On learning of the conquest of Tibet Emperor Shêng-tsu ordered Yen-hsin, who had just left Lhasa, to return to that city as commander of the garrison. But in 1721, owing to illness, he came back to Peking and for his achievements was made a prince of the sixth degree. Possibly at this time he came to an understanding with Yin-chên [q. v.] who was plotting to seize the throne. At any rate, when Emperor Shêng-tsu died, late in 1722, and Yin-t'i was recalled, it was Yen-hsin, chief subordinate of Yin-t'i, who was ordered by Yin-chên to take over Yin-t'i's place as acting commander-in-chief of the armies on the western frontier. It is not clear whether it was Yen-hsin or Nien Kêng-yao [q. v.], or both, who forced Yin-t'i to return to Peking. Be that as it may, after serving a short time as commander, Yen-hsin was transferred to Sian, Sh刃si, as Tartar General. In 1723 he was made a prince of the fourth degree and raised, later in the same year, to the third degree. Nevertheless, in 1727 he was recalled from Sian and was tried on various charges. Early in 1728 he was condemned for twenty "crimes," among them that he had once belonged to the faction of Yin-ssŭ and Sunu [qq. v.], that he had shown lack of decorum to the throne, and had illegally appropriated 100,000 taels in Tibet in 1720. The actual reason for his downfall is not known, but certainly it was not for the reasons given. Perhaps he had knowledge of secrets which Emperor Shih-tsung did not care to have divulged. For similar undisclosed reasons Lungkodo [q. v.] and Nien Kêng-yao, both greater favorites of the emperor than Yen-hsin, had already been condemned. Finally Yen-hsin was sentenced to imprisonment, his princedom was abolished, and he was expelled from the Imperial Clan.

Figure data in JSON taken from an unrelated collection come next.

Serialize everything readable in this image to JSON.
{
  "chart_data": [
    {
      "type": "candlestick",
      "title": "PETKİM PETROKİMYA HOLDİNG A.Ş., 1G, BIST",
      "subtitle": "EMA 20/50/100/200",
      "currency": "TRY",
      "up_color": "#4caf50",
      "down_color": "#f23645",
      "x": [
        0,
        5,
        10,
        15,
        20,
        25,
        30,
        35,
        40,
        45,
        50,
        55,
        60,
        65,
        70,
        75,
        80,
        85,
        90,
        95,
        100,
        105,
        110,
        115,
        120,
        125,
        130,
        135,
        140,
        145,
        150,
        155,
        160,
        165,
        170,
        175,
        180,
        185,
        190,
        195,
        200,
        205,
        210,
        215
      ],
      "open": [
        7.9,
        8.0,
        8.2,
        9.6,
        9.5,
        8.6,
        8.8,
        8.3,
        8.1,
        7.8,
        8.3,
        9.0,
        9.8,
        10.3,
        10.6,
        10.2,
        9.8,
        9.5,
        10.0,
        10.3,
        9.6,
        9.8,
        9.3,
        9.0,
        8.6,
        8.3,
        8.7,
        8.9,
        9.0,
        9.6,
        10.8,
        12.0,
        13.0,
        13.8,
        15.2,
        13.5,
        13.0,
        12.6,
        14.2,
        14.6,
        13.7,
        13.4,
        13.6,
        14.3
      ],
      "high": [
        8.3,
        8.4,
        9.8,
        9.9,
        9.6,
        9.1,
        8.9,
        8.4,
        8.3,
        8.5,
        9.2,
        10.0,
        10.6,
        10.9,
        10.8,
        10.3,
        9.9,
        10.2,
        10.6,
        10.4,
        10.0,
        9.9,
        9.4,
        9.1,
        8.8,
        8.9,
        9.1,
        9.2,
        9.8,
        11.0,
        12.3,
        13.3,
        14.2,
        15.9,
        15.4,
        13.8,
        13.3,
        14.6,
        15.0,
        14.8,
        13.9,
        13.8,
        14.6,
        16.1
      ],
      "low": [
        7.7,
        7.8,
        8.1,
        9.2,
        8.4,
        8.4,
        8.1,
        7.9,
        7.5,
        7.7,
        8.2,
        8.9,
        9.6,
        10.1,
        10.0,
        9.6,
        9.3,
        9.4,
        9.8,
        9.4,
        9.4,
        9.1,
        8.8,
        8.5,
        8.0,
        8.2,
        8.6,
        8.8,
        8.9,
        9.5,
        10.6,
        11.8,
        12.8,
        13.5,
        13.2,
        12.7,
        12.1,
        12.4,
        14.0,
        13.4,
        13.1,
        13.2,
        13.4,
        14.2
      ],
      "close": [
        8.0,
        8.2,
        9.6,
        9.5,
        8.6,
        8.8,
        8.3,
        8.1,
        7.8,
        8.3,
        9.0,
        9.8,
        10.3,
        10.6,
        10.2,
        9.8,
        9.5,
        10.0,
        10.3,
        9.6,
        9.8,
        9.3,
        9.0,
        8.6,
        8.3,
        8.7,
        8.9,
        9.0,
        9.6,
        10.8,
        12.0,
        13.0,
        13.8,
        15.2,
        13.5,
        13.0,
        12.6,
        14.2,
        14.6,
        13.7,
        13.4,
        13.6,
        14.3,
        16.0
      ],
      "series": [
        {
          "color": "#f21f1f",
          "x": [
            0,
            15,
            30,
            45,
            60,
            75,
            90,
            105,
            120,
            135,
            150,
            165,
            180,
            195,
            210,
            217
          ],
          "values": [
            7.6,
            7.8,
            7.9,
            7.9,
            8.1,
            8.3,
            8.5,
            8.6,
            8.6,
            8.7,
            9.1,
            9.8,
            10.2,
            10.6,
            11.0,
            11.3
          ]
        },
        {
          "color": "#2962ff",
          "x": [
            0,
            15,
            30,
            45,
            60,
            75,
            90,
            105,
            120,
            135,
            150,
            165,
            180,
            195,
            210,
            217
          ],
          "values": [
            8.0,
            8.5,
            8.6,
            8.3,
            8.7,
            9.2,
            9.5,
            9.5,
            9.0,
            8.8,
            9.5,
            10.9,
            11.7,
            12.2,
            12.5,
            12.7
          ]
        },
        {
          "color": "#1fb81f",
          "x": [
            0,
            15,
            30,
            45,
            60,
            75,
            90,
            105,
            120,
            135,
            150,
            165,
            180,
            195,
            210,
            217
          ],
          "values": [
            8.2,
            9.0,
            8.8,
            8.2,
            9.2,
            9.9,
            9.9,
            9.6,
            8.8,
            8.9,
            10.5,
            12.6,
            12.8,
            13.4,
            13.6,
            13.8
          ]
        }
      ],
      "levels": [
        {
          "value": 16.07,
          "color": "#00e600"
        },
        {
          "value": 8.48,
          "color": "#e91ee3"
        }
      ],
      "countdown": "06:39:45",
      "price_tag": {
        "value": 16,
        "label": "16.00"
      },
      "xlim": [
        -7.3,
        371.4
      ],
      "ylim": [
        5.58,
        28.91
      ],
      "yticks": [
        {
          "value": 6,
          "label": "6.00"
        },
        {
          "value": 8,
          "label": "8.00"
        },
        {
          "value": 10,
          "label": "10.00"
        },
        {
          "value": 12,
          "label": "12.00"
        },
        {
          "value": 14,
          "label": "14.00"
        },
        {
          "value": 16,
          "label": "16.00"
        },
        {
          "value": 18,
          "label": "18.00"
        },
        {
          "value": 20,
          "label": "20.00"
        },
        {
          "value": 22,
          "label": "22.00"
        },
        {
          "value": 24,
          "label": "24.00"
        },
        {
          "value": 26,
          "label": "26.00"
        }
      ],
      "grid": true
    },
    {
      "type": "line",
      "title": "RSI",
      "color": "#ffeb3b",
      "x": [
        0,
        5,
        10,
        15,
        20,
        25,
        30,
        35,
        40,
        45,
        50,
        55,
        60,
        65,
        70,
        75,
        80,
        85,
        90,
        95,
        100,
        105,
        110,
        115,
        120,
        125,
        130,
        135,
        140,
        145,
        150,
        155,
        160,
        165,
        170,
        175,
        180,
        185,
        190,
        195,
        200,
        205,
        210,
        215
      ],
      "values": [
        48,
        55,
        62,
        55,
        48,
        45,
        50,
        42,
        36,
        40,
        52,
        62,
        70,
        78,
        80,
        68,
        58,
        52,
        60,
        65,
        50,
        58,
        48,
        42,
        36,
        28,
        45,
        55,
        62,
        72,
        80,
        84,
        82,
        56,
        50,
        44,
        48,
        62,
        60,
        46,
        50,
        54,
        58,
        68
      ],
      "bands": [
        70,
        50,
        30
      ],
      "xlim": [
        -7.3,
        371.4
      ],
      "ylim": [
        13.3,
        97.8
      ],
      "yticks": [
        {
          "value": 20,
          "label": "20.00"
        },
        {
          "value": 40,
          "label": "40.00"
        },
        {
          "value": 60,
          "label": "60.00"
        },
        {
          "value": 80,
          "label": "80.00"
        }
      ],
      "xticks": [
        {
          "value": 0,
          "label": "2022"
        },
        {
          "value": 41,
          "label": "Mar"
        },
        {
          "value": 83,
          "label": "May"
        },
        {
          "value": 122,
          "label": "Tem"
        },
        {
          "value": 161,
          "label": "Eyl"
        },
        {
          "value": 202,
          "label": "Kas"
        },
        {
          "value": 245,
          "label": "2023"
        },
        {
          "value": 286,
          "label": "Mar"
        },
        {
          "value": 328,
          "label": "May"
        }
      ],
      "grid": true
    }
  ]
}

[1/225/3b; 2/3/46a; 3/首12/10a; 1/169/9b; 1/85/1a; P'ing-ting Chun-ko-êr fang-lüeh, ch'ien-pien (see under Fu-hêng) chüan 1–10; Tung-hua lu, K'ang-hsi, Yung-chêng; A. von Stäel-Holstein, "On Two Tibetan Pictures", Bulletin of the National Library of Peiping, vol. 6, no. 6 (Nov.-Dec., 1932); Desideri, Ippolito, An Account of Tibet (ed. by F. de Filippi, London, 1932), pp. 146–72; Tsung-shih Wang-kung kung-chi piao-chuan (see bibl. under Tê-p'ei) 12/13a.]